The value provided in format will be used as the command name that is provided to dsprofile on the command line to identify this dataset type. As such, it must not contain spaces or other characters which have significance to the shell.

Although the default name of this attribute is format, it may be changed via the Reader.subclass_type_key. Note that any such change affects all derived classes, including those which already exist.

Reader methods

<classmethod> build_subparser(cls, sp):

Receives an argparse subparser argument and is responsible for adding all type-specific command line arguments.

Source code in dsprofile/lib/reader.py
@classmethod
@abstractmethod
def build_subparser(cls, sp):
    """
      Receives an argparse subparser argument <sp> and is responsible
      for adding all type-specific command line arguments.
    """
    pass

This method is responsible for adding any type-specific options to the command-line argument parser.

In particular, it must add a subcommand key which identifies this Reader type when invoking dsprofile from the command-line. For example, to create a new subcommand for the MyData dataset reader whose format tag described above is "mydata", use the following:

parser = sp.add_parser(cls.format, help="Read datasets in mydata format")

This Reader type will then be available on the command-line with the "mydata" subcommand, for example:

$ dsprofile mydata /path/to/mydata.file

<classmethod> handle_args(cls, args) -> tuple[list, dict]:

Translates its argparse argument into the positional and keyword arguments required to create an instance of this type. The returned tuple must consist of two elements:

  1. A list (or other Sequence) of positional arguments
  2. A dict with str keys containing keyword arguments

These are subsequently passed to the type's constructor to create an instance.

Source code in dsprofile/lib/reader.py
@classmethod
@abstractmethod
def handle_args(cls, args) -> tuple[list, dict]:
    """
      Translates its argparse <args> argument into the positional
      and keyword arguments required to create an instance of this
      type.
      The returned tuple must consist of two elements:

        1. A list (or other `Sequence`) of positional arguments
        2. A dict with str keys containing keyword arguments

      These are subsequently passed to the type's constructor
      to create an instance.
    """
    pass

process(self) -> dict:

Processes the dataset and returns a type-specific dict containing the resulting metadata profile.
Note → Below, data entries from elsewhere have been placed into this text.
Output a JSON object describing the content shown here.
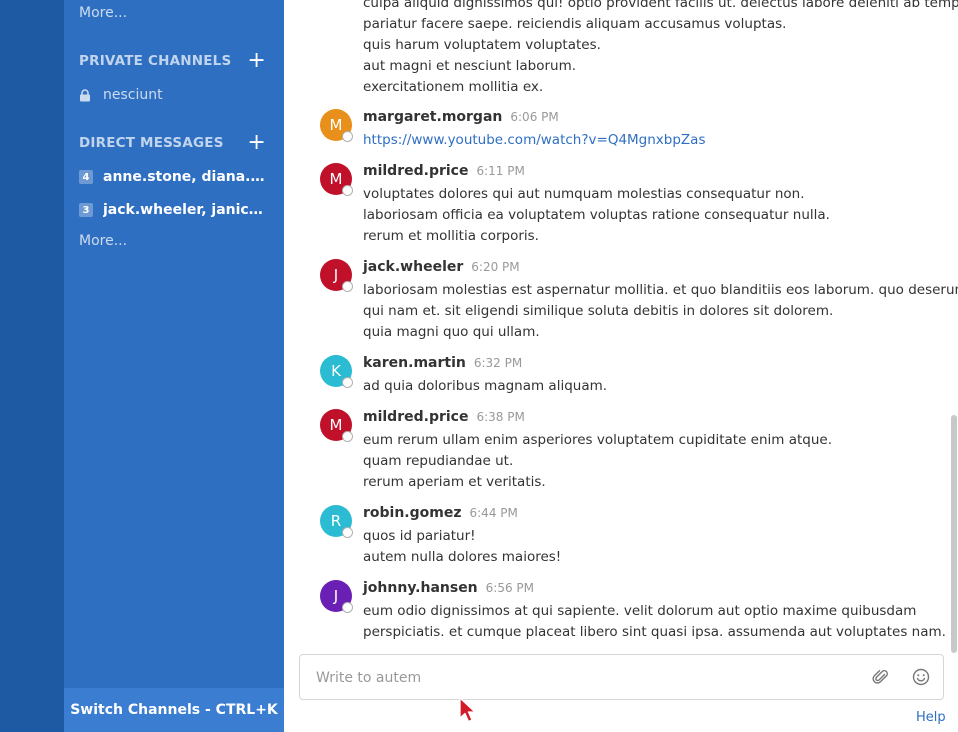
{
  "sidebar": {
    "more_top": "More...",
    "private_channels": {
      "header": "PRIVATE CHANNELS",
      "add_icon": "+",
      "items": [
        {
          "label": "nesciunt",
          "icon": "lock-icon"
        }
      ]
    },
    "direct_messages": {
      "header": "DIRECT MESSAGES",
      "add_icon": "+",
      "items": [
        {
          "count": "4",
          "label": "anne.stone, diana.well..."
        },
        {
          "count": "3",
          "label": "jack.wheeler, janice.ar..."
        }
      ],
      "more": "More..."
    },
    "switch_channels": "Switch Channels - CTRL+K"
  },
  "colors": {
    "team_strip": "#1e5aa3",
    "sidebar": "#2f6fc2",
    "link": "#2f6fc2"
  },
  "posts": [
    {
      "username": "",
      "time": "",
      "lines": [
        "culpa aliquid dignissimos qui! optio provident facilis ut. delectus labore deleniti ab tempore",
        "pariatur facere saepe. reiciendis aliquam accusamus voluptas.",
        "quis harum voluptatem voluptates.",
        "aut magni et nesciunt laborum.",
        "exercitationem mollitia ex."
      ]
    },
    {
      "username": "margaret.morgan",
      "time": "6:06 PM",
      "initial": "M",
      "color": "#e9901c",
      "link": "https://www.youtube.com/watch?v=Q4MgnxbpZas"
    },
    {
      "username": "mildred.price",
      "time": "6:11 PM",
      "initial": "M",
      "color": "#c0102a",
      "lines": [
        "voluptates dolores qui aut numquam molestias consequatur non.",
        "laboriosam officia ea voluptatem voluptas ratione consequatur nulla.",
        "rerum et mollitia corporis."
      ]
    },
    {
      "username": "jack.wheeler",
      "time": "6:20 PM",
      "initial": "J",
      "color": "#c0102a",
      "lines": [
        "laboriosam molestias est aspernatur mollitia. et quo blanditiis eos laborum. quo deserunt",
        "qui nam et. sit eligendi similique soluta debitis in dolores sit dolorem.",
        "quia magni quo qui ullam."
      ]
    },
    {
      "username": "karen.martin",
      "time": "6:32 PM",
      "initial": "K",
      "color": "#2bbcd4",
      "lines": [
        "ad quia doloribus magnam aliquam."
      ]
    },
    {
      "username": "mildred.price",
      "time": "6:38 PM",
      "initial": "M",
      "color": "#c0102a",
      "lines": [
        "eum rerum ullam enim asperiores voluptatem cupiditate enim atque.",
        "quam repudiandae ut.",
        "rerum aperiam et veritatis."
      ]
    },
    {
      "username": "robin.gomez",
      "time": "6:44 PM",
      "initial": "R",
      "color": "#2bbcd4",
      "lines": [
        "quos id pariatur!",
        "autem nulla dolores maiores!"
      ]
    },
    {
      "username": "johnny.hansen",
      "time": "6:56 PM",
      "initial": "J",
      "color": "#6a1fb5",
      "lines": [
        "eum odio dignissimos at qui sapiente. velit dolorum aut optio maxime quibusdam",
        "perspiciatis. et cumque placeat libero sint quasi ipsa. assumenda aut voluptates nam."
      ]
    }
  ],
  "composer": {
    "placeholder": "Write to autem",
    "attach_icon": "paperclip-icon",
    "emoji_icon": "emoji-icon"
  },
  "help": "Help"
}
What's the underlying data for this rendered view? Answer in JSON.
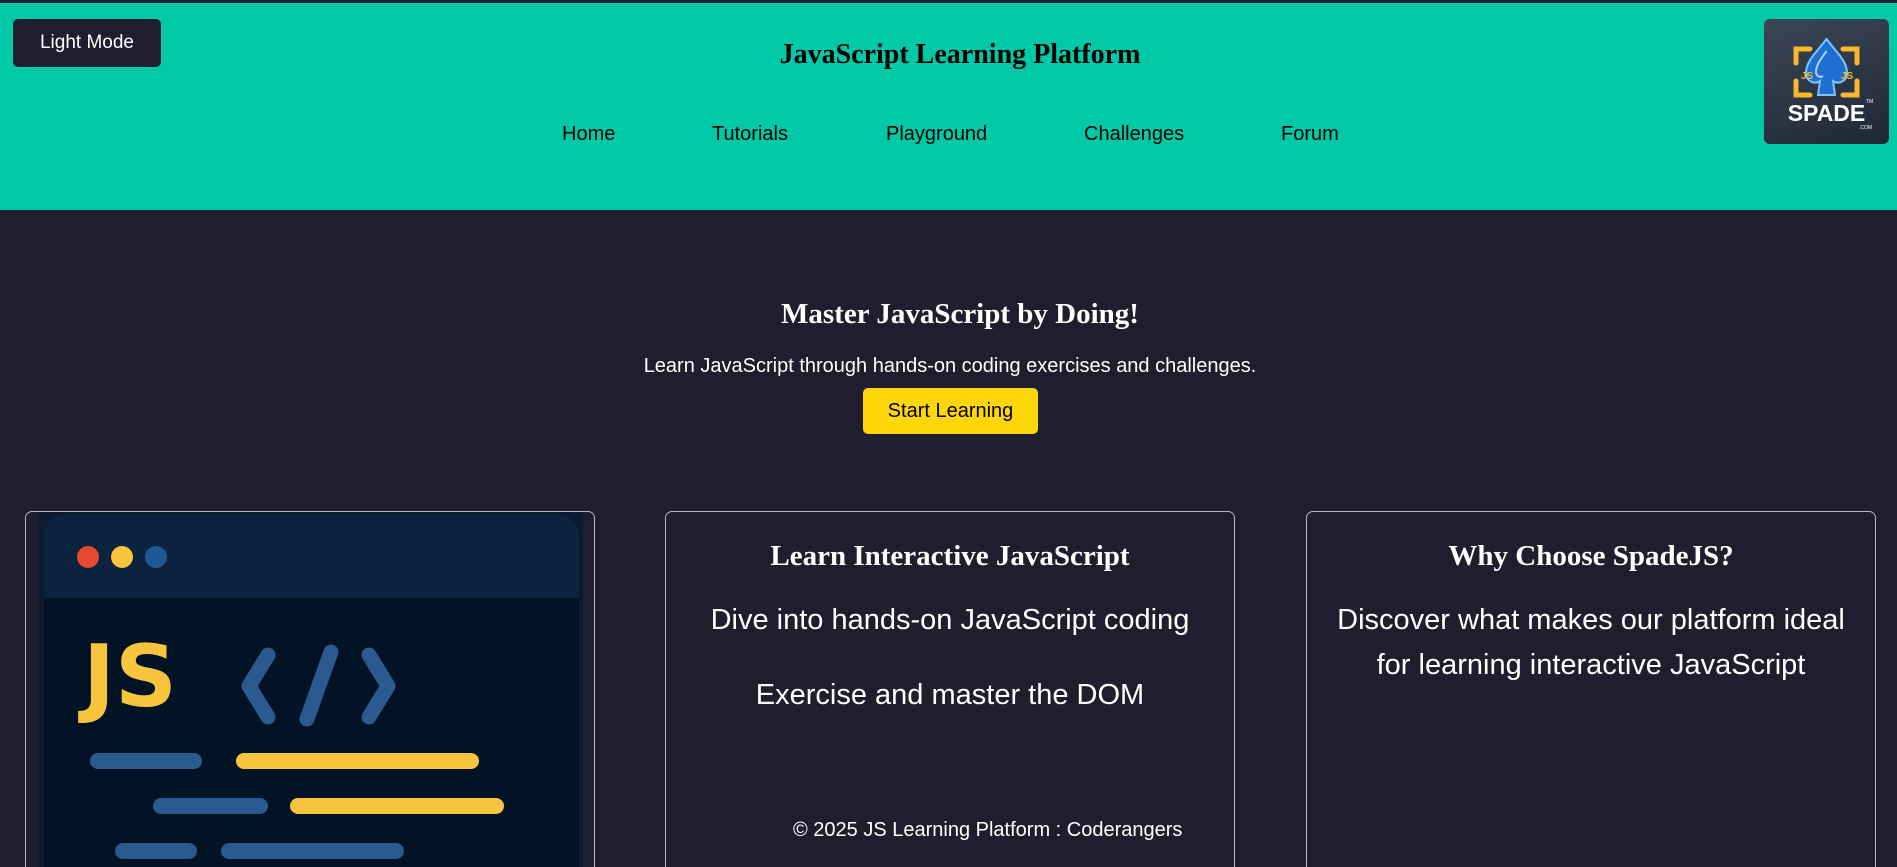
{
  "header": {
    "mode_toggle_label": "Light Mode",
    "title": "JavaScript Learning Platform",
    "nav": [
      "Home",
      "Tutorials",
      "Playground",
      "Challenges",
      "Forum"
    ],
    "logo": {
      "text": "SPADE",
      "small_text": "JS",
      "tm": "TM",
      "suffix": ".COM",
      "icon": "spade-shield-logo"
    }
  },
  "hero": {
    "title": "Master JavaScript by Doing!",
    "subtitle": "Learn JavaScript through hands-on coding exercises and challenges.",
    "cta_label": "Start Learning"
  },
  "illustration": {
    "icon": "code-editor-illustration",
    "label": "JS",
    "code_symbol": "</>"
  },
  "cards": {
    "learn": {
      "title": "Learn Interactive JavaScript",
      "line1": "Dive into hands-on JavaScript coding",
      "line2": "Exercise and master the DOM"
    },
    "why": {
      "title": "Why Choose SpadeJS?",
      "text": "Discover what makes our platform ideal for learning interactive JavaScript"
    }
  },
  "footer": {
    "text": "© 2025 JS Learning Platform : Coderangers"
  },
  "colors": {
    "header_bg": "#00c9a7",
    "page_bg": "#1e1e2e",
    "accent_yellow": "#ffd60a",
    "js_yellow": "#f7c53d",
    "code_blue": "#2a5a8f"
  }
}
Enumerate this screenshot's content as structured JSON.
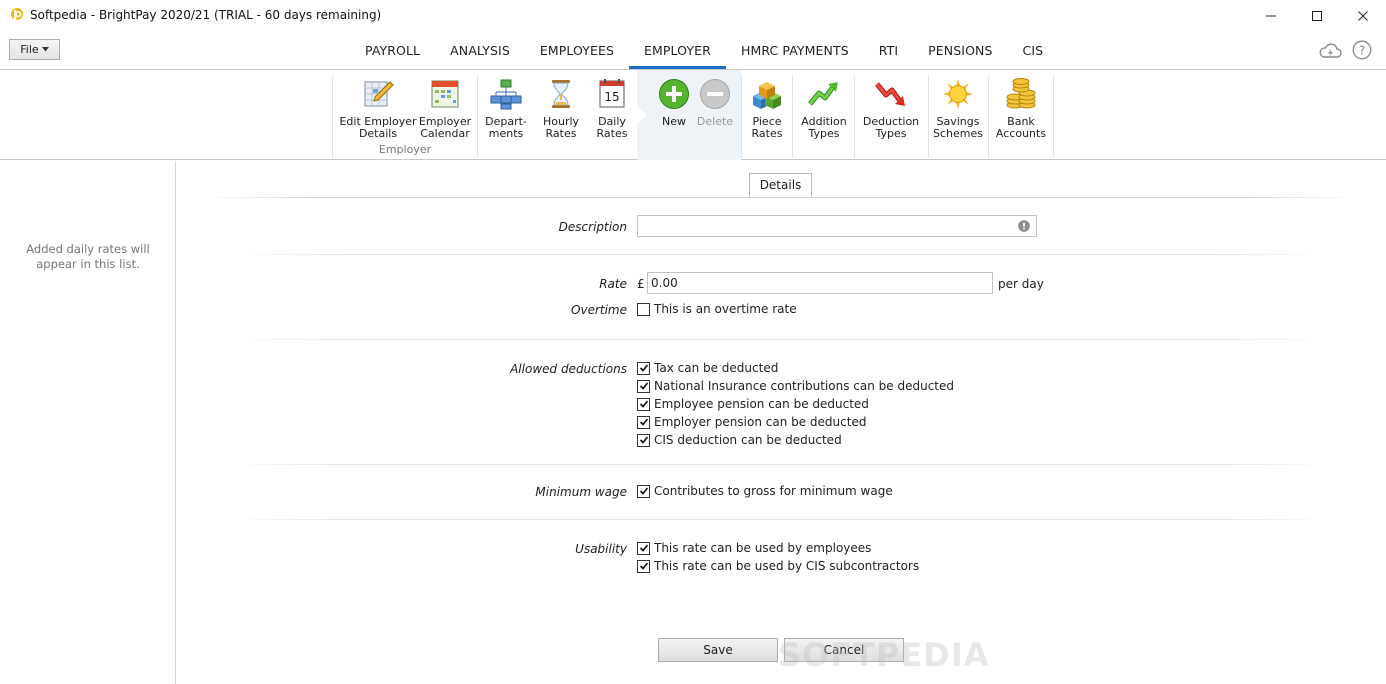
{
  "window": {
    "title": "Softpedia - BrightPay 2020/21 (TRIAL - 60 days remaining)"
  },
  "menu": {
    "file_label": "File"
  },
  "nav": {
    "tabs": [
      {
        "label": "PAYROLL"
      },
      {
        "label": "ANALYSIS"
      },
      {
        "label": "EMPLOYEES"
      },
      {
        "label": "EMPLOYER",
        "active": true
      },
      {
        "label": "HMRC PAYMENTS"
      },
      {
        "label": "RTI"
      },
      {
        "label": "PENSIONS"
      },
      {
        "label": "CIS"
      }
    ]
  },
  "ribbon": {
    "edit_employer": "Edit Employer\nDetails",
    "employer_calendar": "Employer\nCalendar",
    "departments": "Depart-\nments",
    "hourly_rates": "Hourly\nRates",
    "daily_rates": "Daily\nRates",
    "calendar_day": "15",
    "group_label": "Employer",
    "new": "New",
    "delete": "Delete",
    "piece_rates": "Piece\nRates",
    "addition_types": "Addition\nTypes",
    "deduction_types": "Deduction\nTypes",
    "savings_schemes": "Savings\nSchemes",
    "bank_accounts": "Bank\nAccounts"
  },
  "left_pane": {
    "empty_text": "Added daily rates will\nappear in this list."
  },
  "form": {
    "tab_label": "Details",
    "description_label": "Description",
    "description_value": "",
    "rate_label": "Rate",
    "currency": "£",
    "rate_value": "0.00",
    "rate_unit": "per day",
    "overtime_label": "Overtime",
    "overtime_text": "This is an overtime rate",
    "overtime_checked": false,
    "allowed_deductions_label": "Allowed deductions",
    "deductions": [
      {
        "text": "Tax can be deducted",
        "checked": true
      },
      {
        "text": "National Insurance contributions can be deducted",
        "checked": true
      },
      {
        "text": "Employee pension can be deducted",
        "checked": true
      },
      {
        "text": "Employer pension can be deducted",
        "checked": true
      },
      {
        "text": "CIS deduction can be deducted",
        "checked": true
      }
    ],
    "minimum_wage_label": "Minimum wage",
    "minimum_wage_text": "Contributes to gross for minimum wage",
    "minimum_wage_checked": true,
    "usability_label": "Usability",
    "usability": [
      {
        "text": "This rate can be used by employees",
        "checked": true
      },
      {
        "text": "This rate can be used by CIS subcontractors",
        "checked": true
      }
    ],
    "save_label": "Save",
    "cancel_label": "Cancel"
  },
  "watermark": "SOFTPEDIA",
  "colors": {
    "accent": "#1f6fc5",
    "new_bg": "#eef3f8"
  }
}
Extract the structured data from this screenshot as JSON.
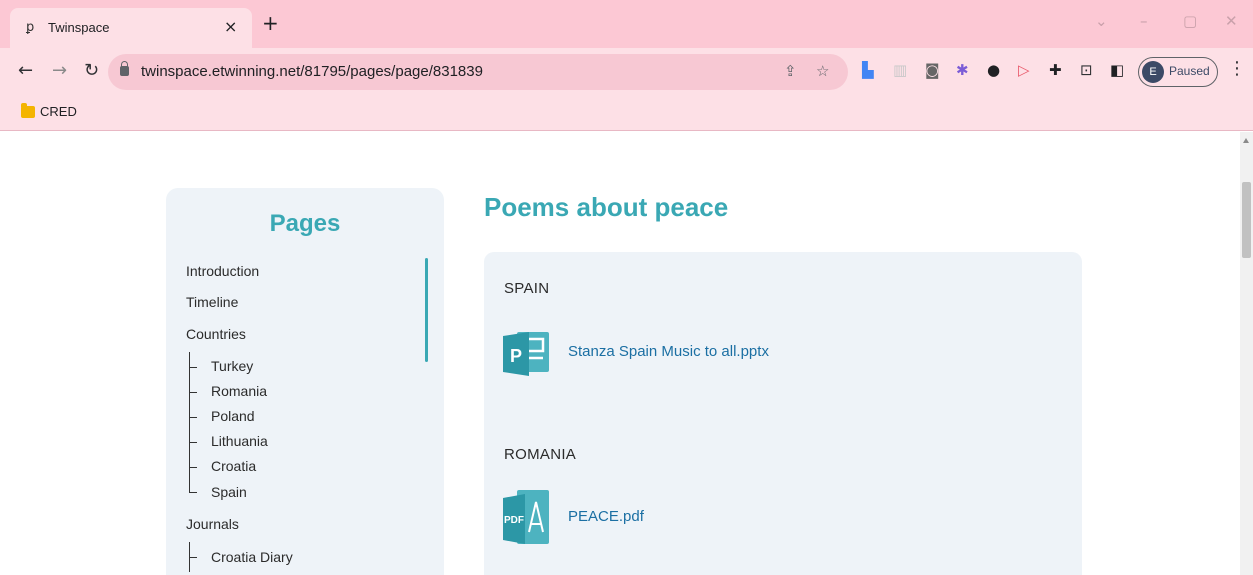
{
  "browser": {
    "tab": {
      "title": "Twinspace",
      "favicon": "twinspace-favicon"
    },
    "new_tab_icon": "plus-icon",
    "window_controls": [
      "chevron-down-icon",
      "minimize-icon",
      "restore-icon",
      "close-icon"
    ],
    "url": "twinspace.etwinning.net/81795/pages/page/831839",
    "omnibox_icons": [
      "share-icon",
      "star-icon"
    ],
    "extensions": [
      "translate-icon",
      "reader-icon",
      "camera-icon",
      "gear-flower-icon",
      "chat-icon",
      "play-icon",
      "puzzle-icon",
      "cast-icon",
      "sidepanel-icon"
    ],
    "profile": {
      "initial": "E",
      "status": "Paused"
    },
    "bookmarks": [
      {
        "label": "CRED",
        "icon": "folder-icon"
      }
    ],
    "colors": {
      "chrome": "#fcc8d4",
      "toolbar": "#fde0e6"
    }
  },
  "sidebar": {
    "title": "Pages",
    "items": [
      {
        "label": "Introduction"
      },
      {
        "label": "Timeline"
      },
      {
        "label": "Countries",
        "children": [
          "Turkey",
          "Romania",
          "Poland",
          "Lithuania",
          "Croatia",
          "Spain"
        ]
      },
      {
        "label": "Journals",
        "children": [
          "Croatia Diary"
        ]
      }
    ]
  },
  "main": {
    "title": "Poems about peace",
    "sections": [
      {
        "country": "SPAIN",
        "file": {
          "name": "Stanza Spain Music to all.pptx",
          "type": "pptx-icon"
        }
      },
      {
        "country": "ROMANIA",
        "file": {
          "name": "PEACE.pdf",
          "type": "pdf-icon"
        }
      }
    ]
  },
  "theme": {
    "accent": "#3aa8b4",
    "link": "#1b6fa3",
    "panel": "#eef3f8"
  }
}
Source code in dsprofile/lib/reader.py
@abstractmethod
def process(self) -> dict:
    """
      Processes the dataset and returns a type-specific dict containing
      the resulting metadata profile.
    """
    pass

Resource ownership

It is important to note that Reader types are responsible for managing any resources such as file handles or remote access state that are used in reading their datasets.

The recommended way to manage such resources is using the weakref module's finalize method to register a handler appropriate to the type.